The property is part of a new development called Villages of Milano by Neal Communities. It's located off Jacaranda Boulevard between Laurel and Border roads.

The 700-home project was approved a little more than a month ago. Right after, neighbors say a very big change started to take place to an island rookery there.

All that is left now looks like a pile of dirt.

"It was glorious nature, and it has been destroyed." Venice resident Bob Fuqua is seeing a big change in his neighborhood. "I am here almost every day walking the dog. I always admired the big green mound of vegetation; lots of birds coming and going. It was just a great thing to see."

Video shot by ABC 7 when the development was approved in late July shows green vegetation covering the island.

Just days later, Bob started seeing a difference. “I noticed the vegetation out here was turning brown."

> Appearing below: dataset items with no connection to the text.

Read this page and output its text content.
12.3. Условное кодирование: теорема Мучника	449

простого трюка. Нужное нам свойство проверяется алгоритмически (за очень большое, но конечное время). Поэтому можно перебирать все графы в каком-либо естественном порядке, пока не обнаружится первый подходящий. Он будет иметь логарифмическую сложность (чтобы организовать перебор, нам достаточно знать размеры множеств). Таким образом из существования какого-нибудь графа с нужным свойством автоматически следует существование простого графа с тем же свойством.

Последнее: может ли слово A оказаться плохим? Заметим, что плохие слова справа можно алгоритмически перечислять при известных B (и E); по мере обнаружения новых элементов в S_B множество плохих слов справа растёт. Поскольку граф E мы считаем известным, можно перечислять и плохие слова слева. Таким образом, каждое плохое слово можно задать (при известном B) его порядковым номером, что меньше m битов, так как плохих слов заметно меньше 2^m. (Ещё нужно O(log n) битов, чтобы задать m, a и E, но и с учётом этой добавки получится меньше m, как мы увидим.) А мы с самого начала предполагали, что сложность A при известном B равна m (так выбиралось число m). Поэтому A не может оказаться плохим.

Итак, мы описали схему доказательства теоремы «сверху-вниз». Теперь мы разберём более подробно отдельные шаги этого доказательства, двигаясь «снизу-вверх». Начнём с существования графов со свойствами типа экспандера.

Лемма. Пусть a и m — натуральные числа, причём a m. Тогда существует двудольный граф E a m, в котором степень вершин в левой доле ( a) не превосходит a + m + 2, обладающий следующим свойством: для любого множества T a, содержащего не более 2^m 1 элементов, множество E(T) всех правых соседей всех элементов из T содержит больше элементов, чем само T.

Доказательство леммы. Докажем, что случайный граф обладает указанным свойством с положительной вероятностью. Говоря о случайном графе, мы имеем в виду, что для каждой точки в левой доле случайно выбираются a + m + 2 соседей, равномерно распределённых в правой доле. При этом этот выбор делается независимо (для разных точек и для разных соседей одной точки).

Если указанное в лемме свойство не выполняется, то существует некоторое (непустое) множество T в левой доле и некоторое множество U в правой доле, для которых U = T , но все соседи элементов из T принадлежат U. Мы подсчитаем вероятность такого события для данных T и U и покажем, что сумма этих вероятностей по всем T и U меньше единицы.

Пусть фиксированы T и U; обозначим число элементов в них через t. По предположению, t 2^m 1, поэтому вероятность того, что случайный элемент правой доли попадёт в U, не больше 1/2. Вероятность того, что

Video from the beginning of August shows some of the birds sticking around. Now, within a month later, there is nowhere to stick. "All of the dead trees and vegetation has been taken away. It's looked like this ever since."

A response from Neal Communities Thursday says the removal of nuisance vegetation and nests at the site were done with a permit issued by the Florida Fish and Wildlife Conservation Commission. "After extensive monitoring, it was verified that the nests all appeared vacated. The FFWCC was then informed and removal activities commenced."

They also say herbicide was used to kill Brazilian pepper trees, assuring its seeds did not spread.

"Spraying a herbicide on this nice lake, which drains into the Myakka Watershed…it had to have a negative impact on the fish, the birds, all kinds of wildlife here," says Fuqua.

Within just a few hundred feet of the site are more birds and more wetlands. In the company's response, it says the area is an old burrow pit, and more changes are to come. "The closed burrow pit operations are to be reopened as part of the development process of the Vica tract, and the dirt will be used for roadways and other development purposes."

That means the whole island and more is about to go.

Those like Bob say it's just the beginning of many changes in his neighborhood he's not looking forward to. "It's a very disturbing start."

Many in the neighborhood did not want to see the land approved for all those homes, saying this is exactly what they can expect.

Neal Communities has plans to build another 263-home development elsewhere in the area. That project has drawn even more criticism and has not yet gone before council members for approval.